These days, cars currently being produced in the Western world, as well as those produced in Asia, are crammed full of electronics. Computers help us both to control the car and cope with the traffic. In these cars, we glide safely through the streets in interiors that are as comfortably furnished as our sitting rooms. All this makes them heavy and expensive. Even the change to electrical propulsion suffers - so far, at least - from the weight of the batteries and from the limitation on range. What future developments might lead to - especially in the so-called threshold countries - has been demonstrated by the Indian car manufacturers Tata with their "Nano", a budget car with Spartan levels of equipment. At the same time there is a whole bunch of examples from the former Eastern Block countries for a future that could well grow out of the past.
Back to the roots of individual mobility
Until the seventies and before marketing and lifestyle ever existed, cars were first and foremost about getting from A to B and about transporting things. Car drivers felt the speed, smelled the scent of the grass meadows and the stench of the lorries. Of course, people's own cars had to be attractive too, or serve to impress in some way or other, and many pearls of automobile design emerged from that era. But the shell was in effect an ornate cloak for the simple, robust mechanics inside. The technology was, of course, state-of-the-art at the time, but when there were problems, the mechanic had to get his hands dirty.
Simple, robust and without frills
There are hardly any models like this on the new-car market these days. One of the few which do without all the technical frills is the Lada Niva; its technology is still manageable. If the peasant farmer cannot fix a problem himself (and because of the robust engineering, there rarely are any anyway), then the local mechanic knows what to do. With the Lada Niva, it just can't happen that the whole car packs up because of a faulty electric window winder - it hasn't got one. Of course, there is a whole range of useful accessories for the Lada Niva: boot liner for game and gun rack, bull bars and a winch. All in all, the Niva is, however, like many early models of car from the Eastern Block, first and foremost, a vehicle for everyday use. And anyone wanting to do her/his own repairs could find numerous repair manuals for the various models of car in the bookshop alongside the books of Marx and Engel: Dacia, Lada, Trabant, Wartburg, Skoda or Moskvitch. Only for the Volga was it difficult to find such DIY instructions, but then the Volga wasn't a car for the working class. Volgas were driven by government officials and they took them to the garage to be repaired.

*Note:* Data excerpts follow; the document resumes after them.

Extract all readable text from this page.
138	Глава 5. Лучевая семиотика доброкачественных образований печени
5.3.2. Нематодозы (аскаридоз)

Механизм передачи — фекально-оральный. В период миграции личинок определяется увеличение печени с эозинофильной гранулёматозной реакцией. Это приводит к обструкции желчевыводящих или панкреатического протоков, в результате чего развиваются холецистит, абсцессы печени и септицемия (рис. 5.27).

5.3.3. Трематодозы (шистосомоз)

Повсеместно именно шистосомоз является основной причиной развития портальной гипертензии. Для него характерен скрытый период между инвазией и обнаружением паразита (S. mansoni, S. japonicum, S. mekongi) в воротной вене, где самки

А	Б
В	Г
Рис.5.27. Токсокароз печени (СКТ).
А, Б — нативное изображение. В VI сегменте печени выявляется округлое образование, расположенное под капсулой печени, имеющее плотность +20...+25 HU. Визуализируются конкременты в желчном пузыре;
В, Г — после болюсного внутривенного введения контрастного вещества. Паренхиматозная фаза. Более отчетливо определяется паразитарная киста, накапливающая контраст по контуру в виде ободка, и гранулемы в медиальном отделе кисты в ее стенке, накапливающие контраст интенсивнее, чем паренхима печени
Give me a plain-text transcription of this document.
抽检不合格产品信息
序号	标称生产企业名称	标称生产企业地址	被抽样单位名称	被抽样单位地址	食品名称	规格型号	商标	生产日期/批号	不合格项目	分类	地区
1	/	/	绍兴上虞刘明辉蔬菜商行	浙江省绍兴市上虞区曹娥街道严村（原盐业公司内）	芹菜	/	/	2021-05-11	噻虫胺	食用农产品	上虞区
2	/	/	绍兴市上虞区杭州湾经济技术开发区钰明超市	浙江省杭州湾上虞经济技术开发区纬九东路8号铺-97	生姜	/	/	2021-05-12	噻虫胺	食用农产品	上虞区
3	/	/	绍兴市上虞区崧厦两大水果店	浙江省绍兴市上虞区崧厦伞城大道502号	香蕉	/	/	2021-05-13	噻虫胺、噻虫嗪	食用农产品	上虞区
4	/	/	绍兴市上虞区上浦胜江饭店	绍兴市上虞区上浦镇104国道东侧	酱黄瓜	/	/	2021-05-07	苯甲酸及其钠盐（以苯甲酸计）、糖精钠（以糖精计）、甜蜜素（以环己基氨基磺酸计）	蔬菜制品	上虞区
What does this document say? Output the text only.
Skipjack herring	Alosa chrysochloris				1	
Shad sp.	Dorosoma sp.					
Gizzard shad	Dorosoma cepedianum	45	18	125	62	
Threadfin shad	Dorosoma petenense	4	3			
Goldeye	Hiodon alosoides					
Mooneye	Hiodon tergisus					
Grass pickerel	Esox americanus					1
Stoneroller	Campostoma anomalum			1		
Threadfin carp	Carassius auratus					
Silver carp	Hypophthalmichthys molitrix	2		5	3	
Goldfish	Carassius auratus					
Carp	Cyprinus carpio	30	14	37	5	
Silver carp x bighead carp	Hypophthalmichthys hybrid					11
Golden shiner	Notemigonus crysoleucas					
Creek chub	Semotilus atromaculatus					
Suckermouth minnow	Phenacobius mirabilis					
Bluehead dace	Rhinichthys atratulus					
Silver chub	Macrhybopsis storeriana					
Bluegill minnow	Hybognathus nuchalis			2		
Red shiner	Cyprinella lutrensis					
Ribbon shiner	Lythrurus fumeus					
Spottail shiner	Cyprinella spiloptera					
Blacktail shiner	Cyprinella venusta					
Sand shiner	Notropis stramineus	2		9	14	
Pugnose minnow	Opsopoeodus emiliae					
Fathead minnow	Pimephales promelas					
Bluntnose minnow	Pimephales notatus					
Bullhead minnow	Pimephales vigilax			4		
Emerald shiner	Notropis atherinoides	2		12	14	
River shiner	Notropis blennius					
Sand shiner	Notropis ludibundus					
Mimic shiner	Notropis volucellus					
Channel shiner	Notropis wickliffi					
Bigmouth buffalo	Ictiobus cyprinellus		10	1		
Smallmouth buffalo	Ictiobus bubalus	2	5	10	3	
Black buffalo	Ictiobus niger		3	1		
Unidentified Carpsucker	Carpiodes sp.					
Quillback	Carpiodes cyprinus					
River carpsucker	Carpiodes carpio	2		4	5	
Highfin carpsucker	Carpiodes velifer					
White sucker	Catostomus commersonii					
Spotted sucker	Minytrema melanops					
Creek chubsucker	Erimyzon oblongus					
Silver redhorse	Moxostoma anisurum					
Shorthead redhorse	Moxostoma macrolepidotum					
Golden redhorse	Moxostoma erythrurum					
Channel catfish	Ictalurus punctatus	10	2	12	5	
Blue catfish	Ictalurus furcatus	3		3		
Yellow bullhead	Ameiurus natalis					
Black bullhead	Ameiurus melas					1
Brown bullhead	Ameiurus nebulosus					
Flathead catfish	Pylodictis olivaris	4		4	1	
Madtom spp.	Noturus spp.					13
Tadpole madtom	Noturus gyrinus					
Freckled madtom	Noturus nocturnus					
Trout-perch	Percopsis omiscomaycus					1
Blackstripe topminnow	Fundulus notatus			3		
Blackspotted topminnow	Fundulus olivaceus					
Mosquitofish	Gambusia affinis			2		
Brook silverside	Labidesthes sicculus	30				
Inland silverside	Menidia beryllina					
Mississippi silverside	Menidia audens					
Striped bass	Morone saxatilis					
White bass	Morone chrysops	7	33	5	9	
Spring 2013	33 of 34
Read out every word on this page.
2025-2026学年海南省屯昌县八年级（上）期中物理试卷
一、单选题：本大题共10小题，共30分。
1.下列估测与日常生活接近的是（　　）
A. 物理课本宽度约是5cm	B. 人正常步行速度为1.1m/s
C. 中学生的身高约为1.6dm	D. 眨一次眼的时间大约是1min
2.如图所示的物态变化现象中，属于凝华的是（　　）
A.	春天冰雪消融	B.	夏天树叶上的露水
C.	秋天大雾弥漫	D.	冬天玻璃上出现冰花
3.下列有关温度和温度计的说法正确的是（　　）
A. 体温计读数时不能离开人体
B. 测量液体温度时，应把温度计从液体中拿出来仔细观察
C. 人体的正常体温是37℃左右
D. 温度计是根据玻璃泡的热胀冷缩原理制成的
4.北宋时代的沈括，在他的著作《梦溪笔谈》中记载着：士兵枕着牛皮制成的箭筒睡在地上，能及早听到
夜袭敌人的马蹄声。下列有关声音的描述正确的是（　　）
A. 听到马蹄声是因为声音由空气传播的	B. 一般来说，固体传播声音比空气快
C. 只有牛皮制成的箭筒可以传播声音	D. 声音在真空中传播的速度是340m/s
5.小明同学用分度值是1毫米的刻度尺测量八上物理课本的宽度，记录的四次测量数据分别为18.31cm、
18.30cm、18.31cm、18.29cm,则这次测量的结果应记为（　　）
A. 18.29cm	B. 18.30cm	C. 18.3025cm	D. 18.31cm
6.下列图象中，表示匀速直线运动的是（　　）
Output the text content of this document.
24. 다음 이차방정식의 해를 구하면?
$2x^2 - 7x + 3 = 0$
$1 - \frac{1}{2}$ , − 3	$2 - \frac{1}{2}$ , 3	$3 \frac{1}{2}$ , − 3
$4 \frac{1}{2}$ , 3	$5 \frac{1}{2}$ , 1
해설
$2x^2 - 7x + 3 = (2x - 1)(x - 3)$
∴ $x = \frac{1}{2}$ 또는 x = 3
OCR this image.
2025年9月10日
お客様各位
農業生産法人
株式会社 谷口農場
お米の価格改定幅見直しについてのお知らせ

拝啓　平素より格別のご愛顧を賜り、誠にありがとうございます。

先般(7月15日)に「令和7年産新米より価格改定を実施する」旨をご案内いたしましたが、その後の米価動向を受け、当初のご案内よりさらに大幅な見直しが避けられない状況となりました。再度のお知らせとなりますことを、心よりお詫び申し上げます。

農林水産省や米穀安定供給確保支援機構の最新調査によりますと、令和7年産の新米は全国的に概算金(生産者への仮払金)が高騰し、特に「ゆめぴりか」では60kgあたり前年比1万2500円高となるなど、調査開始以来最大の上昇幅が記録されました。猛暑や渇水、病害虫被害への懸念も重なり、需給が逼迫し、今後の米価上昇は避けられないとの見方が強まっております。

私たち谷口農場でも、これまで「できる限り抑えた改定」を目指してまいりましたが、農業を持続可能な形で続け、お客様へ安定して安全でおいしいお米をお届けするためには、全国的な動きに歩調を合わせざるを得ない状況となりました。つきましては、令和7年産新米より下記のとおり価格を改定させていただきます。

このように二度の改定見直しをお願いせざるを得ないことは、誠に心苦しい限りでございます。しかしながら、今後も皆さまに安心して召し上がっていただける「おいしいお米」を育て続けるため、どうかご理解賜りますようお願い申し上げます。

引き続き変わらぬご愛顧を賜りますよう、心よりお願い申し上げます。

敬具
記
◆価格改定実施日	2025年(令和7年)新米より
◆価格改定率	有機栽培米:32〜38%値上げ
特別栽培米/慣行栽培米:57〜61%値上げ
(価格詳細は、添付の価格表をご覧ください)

A people's car in every country.
In recent times, the same makes of car have been circulating in Eastern Europe as in the West. The old models are gradually being squeezed out or have already pretty much disappeared completely. In spite of this, one still finds a whole host of cars, where simple everyday functionality is the most important thing. Almost every country in Eastern Europe has a model of car that is typical: in Slovenia it is the Renault 4 that used to be produced in the former Yugoslavia, in the Ukraine it is the Lada 2101 and in Rumania the Dacia.
The brand's most successful model is the Dacia 1300, of which almost 2 million were produced between 1969 and 2004. The Dacia 1300 was to Rumania what the Volkswagen was to German - the "people's car". Today, Dacia is a subsidiary of Renault, and the French company has bought itself a successful budget car brand.
A model for the future?
Thanks to cooperation with Western companies, competitive prices and the scrappage allowance, a few Eastern European car manufacturers have managed to break into Western Europe of late. Eastern European car manufacturers owned by Western capital continue to bring their models more and more into line with Western brands in terms of equipment, comfort, size and price. Perhaps the reverse path, or rather, the path "back to the roots" would be the better one to follow: the production of small, uncomplicated cars, whose equipment and performance were reduced to the basic necessities.
After all: the fewer the number of components the less that can go wrong. And the less equipment, the less weight; no electric motors to open the windows, to adjust the external mirrors or for the central locking; no air-conditioning system - the additional energy used to run air-conditioning in German cars is enough for the energy needs of several small towns - and no on-board computer. A car like that would be cheap to buy and to maintain and, thanks to today's technology, would also be more eco-friendly. The technology would be simple and hence durable and could be repaired by owners themselves without their needing a lot of technical knowledge. Cars from Eastern Europe already came close to this ideal. And so their simplicity and robust build - combined with today's technology - really could become a model for the automobile sector in the future. At least as far as small cars and specific markets are concerned.